Na década de 80, o repórter de polícia era "assim com os hômi". O policial dava com o pé na porta das casas e ele entrava junto. Participava de interrogatórios, inclusive com violência. Havia até repórter que andava com arma escondida no tornozelo. Os direitos humanos e civis passavam longe da reportagem de polícia.

De lá para cá, a cobertura melhorou, mas ainda pode melhorar muito. Isso foi consenso entre jornalistas, gestores e pesquisadores no Seminário Temático Mídia e Segurança Pública, realizado em Brasília em 27 de maio. Promovido pelo Ministério da Justiça, o Instituto São Paulo contra a Violência, o Viva Rio e o Programa das Nações Unidas para o Desenvolvimento (Pnud), o evento é preparatório para a 1ª Conferência Nacional de Segurança Pública (Conseg), em agosto.

Ministro Tarso GenroO ministro da Justiça, Tarso Genro (foto), observou que os jornais têm caderno policial, mas não um espaço de reflexão sobre segurança e violência. “Exemplos de barbárie devem integrar um novo juízo sobre a questão da violência”, disse o ministro, que defendeu um “pacto civilizatório para novos tipos de intercâmbio informativo e de produção da mensagem.”

A Coordenadora Nacional da 1ª Conseg, Regina Miki, destacou o papel da mídia no estado democrático de direito. “A população deve encarar a segurança como um direito fundamental e a mídia apóia nisso. Não estamos partindo do zero, mas de boas práticas”, afirmou. Regina disse que o sensacionalismo pode trazer insegurança e defendeu a criação de cursos de capacitação para jornalistas “atuarem na segurança para o bem”.

Denúncia e anúncio

O secretário nacional de Segurança Pública, Ricardo Balestreri, lembrou que no mundo contemporâneo a mídia é fundamental nos processos educativos que transformam as realidades sociais. Ele refletiu sobre as dimensões de denúncia e de anúncio da comunicação.

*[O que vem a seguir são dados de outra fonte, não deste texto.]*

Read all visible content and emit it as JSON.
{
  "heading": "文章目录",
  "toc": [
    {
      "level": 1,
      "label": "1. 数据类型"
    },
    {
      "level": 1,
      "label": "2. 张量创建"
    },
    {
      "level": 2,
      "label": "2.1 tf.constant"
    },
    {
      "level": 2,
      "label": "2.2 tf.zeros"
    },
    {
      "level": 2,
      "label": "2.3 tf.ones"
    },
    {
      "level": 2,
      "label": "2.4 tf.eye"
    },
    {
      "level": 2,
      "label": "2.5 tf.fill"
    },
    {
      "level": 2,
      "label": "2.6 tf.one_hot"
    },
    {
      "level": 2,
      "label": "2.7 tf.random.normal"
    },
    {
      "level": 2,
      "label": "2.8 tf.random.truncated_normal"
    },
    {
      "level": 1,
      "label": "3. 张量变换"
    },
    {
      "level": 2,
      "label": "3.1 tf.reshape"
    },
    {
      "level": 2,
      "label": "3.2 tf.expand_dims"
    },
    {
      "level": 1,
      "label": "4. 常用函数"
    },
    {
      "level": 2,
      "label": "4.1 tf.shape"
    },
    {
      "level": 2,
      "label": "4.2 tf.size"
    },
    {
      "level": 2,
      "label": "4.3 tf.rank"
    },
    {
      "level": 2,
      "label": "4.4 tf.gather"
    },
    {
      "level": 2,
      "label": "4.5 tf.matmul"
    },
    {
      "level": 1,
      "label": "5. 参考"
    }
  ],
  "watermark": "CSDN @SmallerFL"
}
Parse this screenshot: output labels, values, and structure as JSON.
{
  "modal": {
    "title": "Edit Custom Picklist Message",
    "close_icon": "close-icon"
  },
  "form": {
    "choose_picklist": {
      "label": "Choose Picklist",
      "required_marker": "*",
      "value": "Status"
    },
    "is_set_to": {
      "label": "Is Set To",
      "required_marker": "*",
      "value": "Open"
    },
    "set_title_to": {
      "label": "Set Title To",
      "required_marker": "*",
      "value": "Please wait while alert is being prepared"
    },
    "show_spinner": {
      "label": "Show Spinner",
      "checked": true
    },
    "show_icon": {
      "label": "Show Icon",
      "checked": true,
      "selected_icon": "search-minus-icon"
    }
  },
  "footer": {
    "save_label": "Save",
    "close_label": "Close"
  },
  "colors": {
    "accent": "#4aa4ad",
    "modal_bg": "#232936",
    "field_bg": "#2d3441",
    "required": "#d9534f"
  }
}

“A denúncia às vezes incomoda aos gestores públicos, mas eles precisam prezar a denúncia para construir um futuro melhor. A denúncia é fundamental para democracia. Mas na condição pedagógica do jornalista há também o anúncio. Ele convive com a denúncia e equilibra o processo, porque oferece alternativas. É preciso fazer caber no jornal o anúncio, além da denúncia, e propiciar espaços de discussão”, argumentou.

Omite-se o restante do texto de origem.